Article 9 (1) 7 of the former Trademark Act (amended by Act No. 4,210 of September 1, 1990)

Reference Cases

[Plaintiff-Appellant] Plaintiff 1 and 1 other (Law Firm Gyeong, Attorneys Park Jae-young and 1 other, Counsel for plaintiff-appellant-appellant-appellant-appellant-appellant-appellant-Appellee-Appellee-Appellant-Appellee-Appellee-Appellee-Appellant-Appellee-Appellee-Appellant-Appellee-Appellee-Appellee-Appellee-Appellant-Appellee-Appellee-Appellee-Appellant-Appellee-Appellee-Appellee-Appellee-Appellee-Appellant-Appellee-Appellee-Appellee-Appellant-Appellee-Appellee-Appellee-Appellee-Appellant-Appellee-Appellee-Appellee-Appellee-Appellant-Appellee-Appellee

Applicant-Appellant

Attorney Lee Yong-sung et al., Counsel for the plaintiff-appellant

Other Party-Appellee

The Commissioner of the Korean Intellectual Property Office

original decision

Korean Intellectual Property Office Decision 558 dated May 27, 1991

Text

The appeal is dismissed.

The costs of appeal shall be assessed against the applicant.

Reasons

The grounds of appeal are examined.

According to the reasoning of the original decision, the original trademark is a character trademark marked in the Roman and Korean, and the cited trademark is combined with a Korean character, Korean character and a figure in its original form, and the two trademarks are composed of two trademarks: (a) the appearance and name are below, (b) the appearance and name of the original trademark is referred to as “use”; and (c) the essential part of the cited trademark is referred to as “use,” and (d) the cited trademark is also referred to as “use,” and the two trademarks are identical in their concepts and are likely to cause mistake or confusion with ordinary consumers or traders as to the origin of goods if they are used for the same or similar designated goods, and thus, the original trademark is deemed to fall under Article 9 (1) 7 of the former Trademark Act (amended by Act No. 4, Sep. 1, 1990).

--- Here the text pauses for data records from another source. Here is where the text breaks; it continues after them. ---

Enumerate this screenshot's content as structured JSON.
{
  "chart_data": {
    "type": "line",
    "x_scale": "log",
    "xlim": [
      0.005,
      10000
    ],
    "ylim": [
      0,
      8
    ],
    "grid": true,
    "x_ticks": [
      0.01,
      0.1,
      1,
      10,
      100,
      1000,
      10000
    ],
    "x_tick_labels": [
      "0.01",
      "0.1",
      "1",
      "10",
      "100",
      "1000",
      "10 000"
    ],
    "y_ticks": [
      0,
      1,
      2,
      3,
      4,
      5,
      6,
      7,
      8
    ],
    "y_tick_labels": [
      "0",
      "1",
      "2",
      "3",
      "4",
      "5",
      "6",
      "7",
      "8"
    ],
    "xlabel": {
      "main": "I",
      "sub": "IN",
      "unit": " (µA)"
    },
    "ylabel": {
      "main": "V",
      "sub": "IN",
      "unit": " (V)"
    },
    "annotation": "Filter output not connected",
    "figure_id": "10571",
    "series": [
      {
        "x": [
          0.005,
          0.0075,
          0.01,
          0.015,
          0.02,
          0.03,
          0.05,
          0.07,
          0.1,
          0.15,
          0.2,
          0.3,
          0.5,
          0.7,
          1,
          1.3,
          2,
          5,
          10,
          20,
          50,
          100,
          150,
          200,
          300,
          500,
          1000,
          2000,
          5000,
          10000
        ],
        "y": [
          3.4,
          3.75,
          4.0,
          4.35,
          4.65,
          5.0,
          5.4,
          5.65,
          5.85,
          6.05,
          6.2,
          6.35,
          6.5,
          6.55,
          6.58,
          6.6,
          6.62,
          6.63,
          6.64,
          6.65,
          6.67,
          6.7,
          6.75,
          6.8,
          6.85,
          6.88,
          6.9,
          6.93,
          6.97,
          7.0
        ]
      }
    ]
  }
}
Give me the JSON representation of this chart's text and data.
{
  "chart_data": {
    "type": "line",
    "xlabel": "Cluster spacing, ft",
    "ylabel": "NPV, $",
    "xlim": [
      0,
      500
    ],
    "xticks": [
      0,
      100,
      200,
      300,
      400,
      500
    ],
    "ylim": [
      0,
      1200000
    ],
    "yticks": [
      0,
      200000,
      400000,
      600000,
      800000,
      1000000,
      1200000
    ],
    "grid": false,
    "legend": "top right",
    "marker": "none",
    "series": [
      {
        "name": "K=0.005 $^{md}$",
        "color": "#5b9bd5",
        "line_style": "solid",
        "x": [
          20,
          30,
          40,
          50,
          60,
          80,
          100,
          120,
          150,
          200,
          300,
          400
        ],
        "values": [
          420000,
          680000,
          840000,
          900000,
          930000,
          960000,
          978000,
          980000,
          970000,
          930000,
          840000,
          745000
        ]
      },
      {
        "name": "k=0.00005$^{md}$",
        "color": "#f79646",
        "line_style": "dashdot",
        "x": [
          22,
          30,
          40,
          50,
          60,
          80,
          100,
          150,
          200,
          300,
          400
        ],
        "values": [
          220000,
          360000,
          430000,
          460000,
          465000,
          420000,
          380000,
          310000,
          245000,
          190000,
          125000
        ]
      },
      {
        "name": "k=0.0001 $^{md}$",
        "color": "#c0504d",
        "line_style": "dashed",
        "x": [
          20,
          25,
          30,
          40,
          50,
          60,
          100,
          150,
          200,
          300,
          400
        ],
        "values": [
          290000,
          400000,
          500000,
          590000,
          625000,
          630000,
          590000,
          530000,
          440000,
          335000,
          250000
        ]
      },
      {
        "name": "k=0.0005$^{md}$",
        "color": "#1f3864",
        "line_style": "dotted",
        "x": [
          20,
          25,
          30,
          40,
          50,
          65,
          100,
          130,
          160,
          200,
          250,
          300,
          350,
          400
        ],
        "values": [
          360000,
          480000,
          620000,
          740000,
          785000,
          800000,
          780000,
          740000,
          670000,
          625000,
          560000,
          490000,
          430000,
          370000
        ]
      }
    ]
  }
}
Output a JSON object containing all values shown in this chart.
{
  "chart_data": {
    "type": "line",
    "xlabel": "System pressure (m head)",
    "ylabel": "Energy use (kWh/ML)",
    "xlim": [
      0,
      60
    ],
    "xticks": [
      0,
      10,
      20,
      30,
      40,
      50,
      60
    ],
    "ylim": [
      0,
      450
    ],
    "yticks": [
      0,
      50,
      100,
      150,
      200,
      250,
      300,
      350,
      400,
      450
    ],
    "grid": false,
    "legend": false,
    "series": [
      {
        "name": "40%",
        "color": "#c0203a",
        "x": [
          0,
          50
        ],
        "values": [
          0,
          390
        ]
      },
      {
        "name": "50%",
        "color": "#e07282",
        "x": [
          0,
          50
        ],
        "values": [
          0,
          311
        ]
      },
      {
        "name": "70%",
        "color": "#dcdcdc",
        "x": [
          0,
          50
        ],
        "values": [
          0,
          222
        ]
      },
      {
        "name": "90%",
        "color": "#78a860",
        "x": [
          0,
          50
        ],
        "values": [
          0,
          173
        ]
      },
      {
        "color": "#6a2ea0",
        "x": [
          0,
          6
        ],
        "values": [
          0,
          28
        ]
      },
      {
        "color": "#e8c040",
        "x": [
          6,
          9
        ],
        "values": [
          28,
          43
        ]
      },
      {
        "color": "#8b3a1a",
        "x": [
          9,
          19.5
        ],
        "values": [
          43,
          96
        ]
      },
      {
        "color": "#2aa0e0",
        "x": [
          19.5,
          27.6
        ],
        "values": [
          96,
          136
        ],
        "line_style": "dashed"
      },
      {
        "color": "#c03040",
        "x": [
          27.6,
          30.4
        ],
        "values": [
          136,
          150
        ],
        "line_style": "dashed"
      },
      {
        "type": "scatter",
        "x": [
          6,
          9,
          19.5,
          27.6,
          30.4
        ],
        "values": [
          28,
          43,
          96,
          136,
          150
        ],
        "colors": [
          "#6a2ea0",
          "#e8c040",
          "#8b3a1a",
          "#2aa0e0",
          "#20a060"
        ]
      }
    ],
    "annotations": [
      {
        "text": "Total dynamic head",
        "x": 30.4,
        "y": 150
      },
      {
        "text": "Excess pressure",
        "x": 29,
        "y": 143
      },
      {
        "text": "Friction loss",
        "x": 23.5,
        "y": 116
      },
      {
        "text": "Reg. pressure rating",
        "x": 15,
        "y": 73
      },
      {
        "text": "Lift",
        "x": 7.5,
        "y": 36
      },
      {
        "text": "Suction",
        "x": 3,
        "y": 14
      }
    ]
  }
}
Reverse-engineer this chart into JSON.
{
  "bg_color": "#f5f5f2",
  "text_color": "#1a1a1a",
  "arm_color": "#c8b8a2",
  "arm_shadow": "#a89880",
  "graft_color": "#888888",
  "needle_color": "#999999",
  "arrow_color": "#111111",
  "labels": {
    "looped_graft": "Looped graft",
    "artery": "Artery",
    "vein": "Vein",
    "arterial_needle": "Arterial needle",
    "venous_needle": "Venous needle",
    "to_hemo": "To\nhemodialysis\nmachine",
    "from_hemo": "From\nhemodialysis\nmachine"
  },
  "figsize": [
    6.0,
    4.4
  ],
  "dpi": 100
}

In light of the records, the above decision of the court below is acceptable, and there is no error of law by misapprehending the legal principles as to the similarity of trademarks or the determination of similarity of trademarks.

The precedents of party members cited by the theory of lawsuit are not appropriate in this case. The argument is without merit.

Therefore, the appeal shall be dismissed, and all costs of appeal shall be assessed against the losing party. It is so decided as per Disposition by the assent of all participating Justices.